We reviewed Zotac's heavily overclocked nVidia GeForce GTX 275 AMP card in August. Good though it was, it had strong competition in the ravishing ATI Radeon HD 4890. So here we look at look at the considerably cheaper standard PNY GeForce GTX 275.
The PNY GeForce GTX 275 is simply a 285 with lesser memory. That's not just in terms of capacity (896MB of GDDR3, rather than 1GB), as the 448bit architecture is a notch down on the 285's 512bit. The upside for the 275 is that ATI's 4890 contender has a narrower 256bit interface - which leaves rivals closely matched.

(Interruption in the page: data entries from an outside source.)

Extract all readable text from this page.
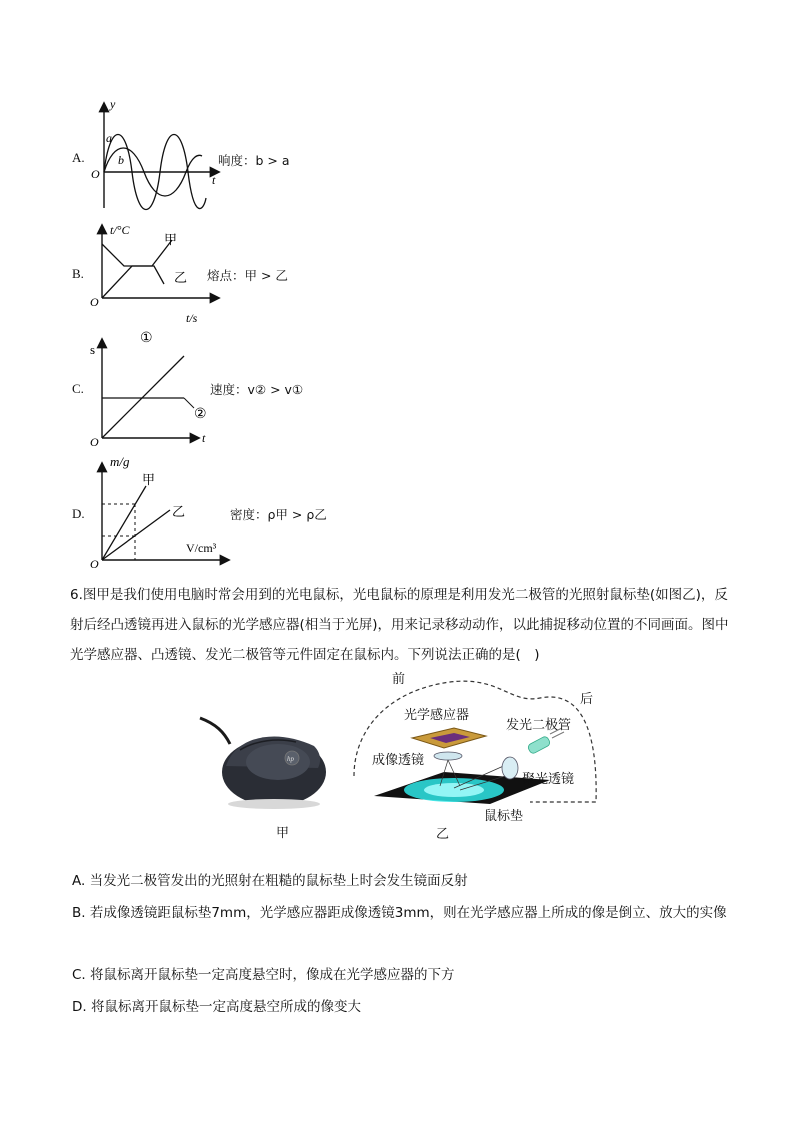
A.
y
t
O
a
b	响度：b > a
B.
t/°C
t/s
O
甲
乙 熔点：甲 > 乙
C.
s
t
O
①
②
速度：v② > v①
D.
m/g
V/cm³
O
甲
乙	密度：ρ甲 > ρ乙
6.图甲是我们使用电脑时常会用到的光电鼠标，光电鼠标的原理是利用发光二极管的光照射鼠标垫(如图乙)，反射后经凸透镜再进入鼠标的光学感应器(相当于光屏)，用来记录移动动作，以此捕捉移动位置的不同画面。图中光学感应器、凸透镜、发光二极管等元件固定在鼠标内。下列说法正确的是(　)
hp
甲
前
后
光学感应器
发光二极管
成像透镜
聚光透镜
鼠标垫
乙
A. 当发光二极管发出的光照射在粗糙的鼠标垫上时会发生镜面反射
B. 若成像透镜距鼠标垫7mm，光学感应器距成像透镜3mm，则在光学感应器上所成的像是倒立、放大的实像
C. 将鼠标离开鼠标垫一定高度悬空时，像成在光学感应器的下方
D. 将鼠标离开鼠标垫一定高度悬空所成的像变大
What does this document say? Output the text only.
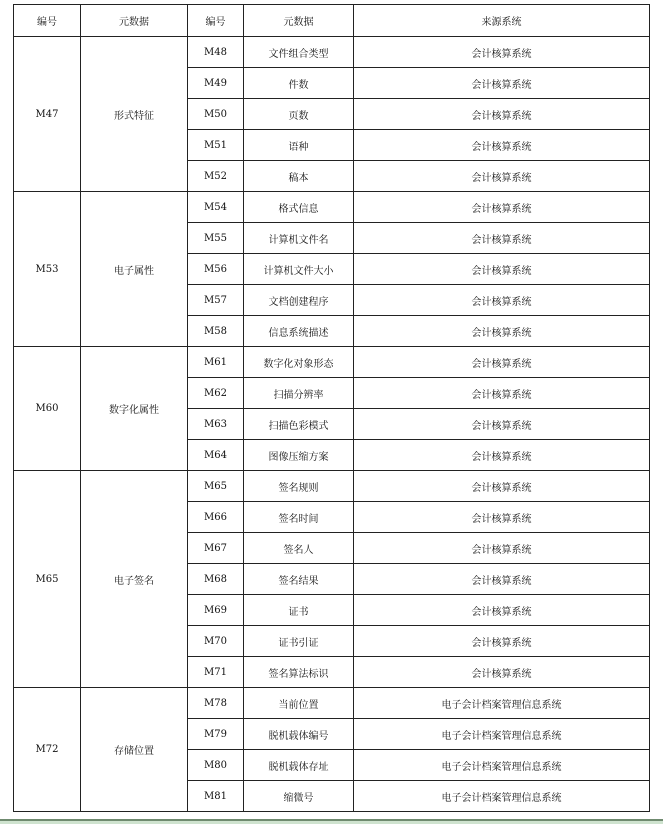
编号	元数据	编号	元数据	来源系统
M47	形式特征	M48	文件组合类型	会计核算系统
		M49	件数	会计核算系统
		M50	页数	会计核算系统
		M51	语种	会计核算系统
		M52	稿本	会计核算系统
M53	电子属性	M54	格式信息	会计核算系统
		M55	计算机文件名	会计核算系统
		M56	计算机文件大小	会计核算系统
		M57	文档创建程序	会计核算系统
		M58	信息系统描述	会计核算系统
M60	数字化属性	M61	数字化对象形态	会计核算系统
		M62	扫描分辨率	会计核算系统
		M63	扫描色彩模式	会计核算系统
		M64	图像压缩方案	会计核算系统
M65	电子签名	M65	签名规则	会计核算系统
		M66	签名时间	会计核算系统
		M67	签名人	会计核算系统
		M68	签名结果	会计核算系统
		M69	证书	会计核算系统
		M70	证书引证	会计核算系统
		M71	签名算法标识	会计核算系统
M72	存储位置	M78	当前位置	电子会计档案管理信息系统
		M79	脱机载体编号	电子会计档案管理信息系统
		M80	脱机载体存址	电子会计档案管理信息系统
		M81	缩微号	电子会计档案管理信息系统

So far, there's no difference between the PNY GeForce GTX 275 and the overclocked Zotac. And all 275 cards offer 240 stream processors, while the 4890 offers over three times that figure.
The PNY GeForce GTX 275 comes with the XLR8 tag emblazoned on the front and sticks to nVidia's base speeds: core clock is 633MHz, rather than 702MHz in the Zotac 275. And the memory clock is a pedestrian 1134MHz, while the Zotac steps up to 1260MHz. In terms of raw figures, though, even the Zotac was no match for the 4890, so the PNY should lag even further behind.
Figures don't tell you the whole story and, hamstrung by its piffling interface, the 4890 doesn't always convert superior specs into an emphatic win in real-world testing.
Where Zotac's overclocked 275 was several frames faster in most tests, the PNY GeForce GTX 275 is slightly slower than the 4890. At lower resolutions, the 4890 proved a slightly faster card in a number of games. Once you crank up the detail, a 275 holds its ground more convincingly, generally slipping ahead of the 4890 at a resolution of 1920x1200. In overall performance terms, there's little to choose between the two.
The PNY GeForce GTX 275 supports Cuda and PhysX technology, and these could give future games an extra degree of sophistication that might give nVidia an edge. ATI's better DirectX 10 support is less of an advantage, so for future potential, we have to nod in the direction of the 275.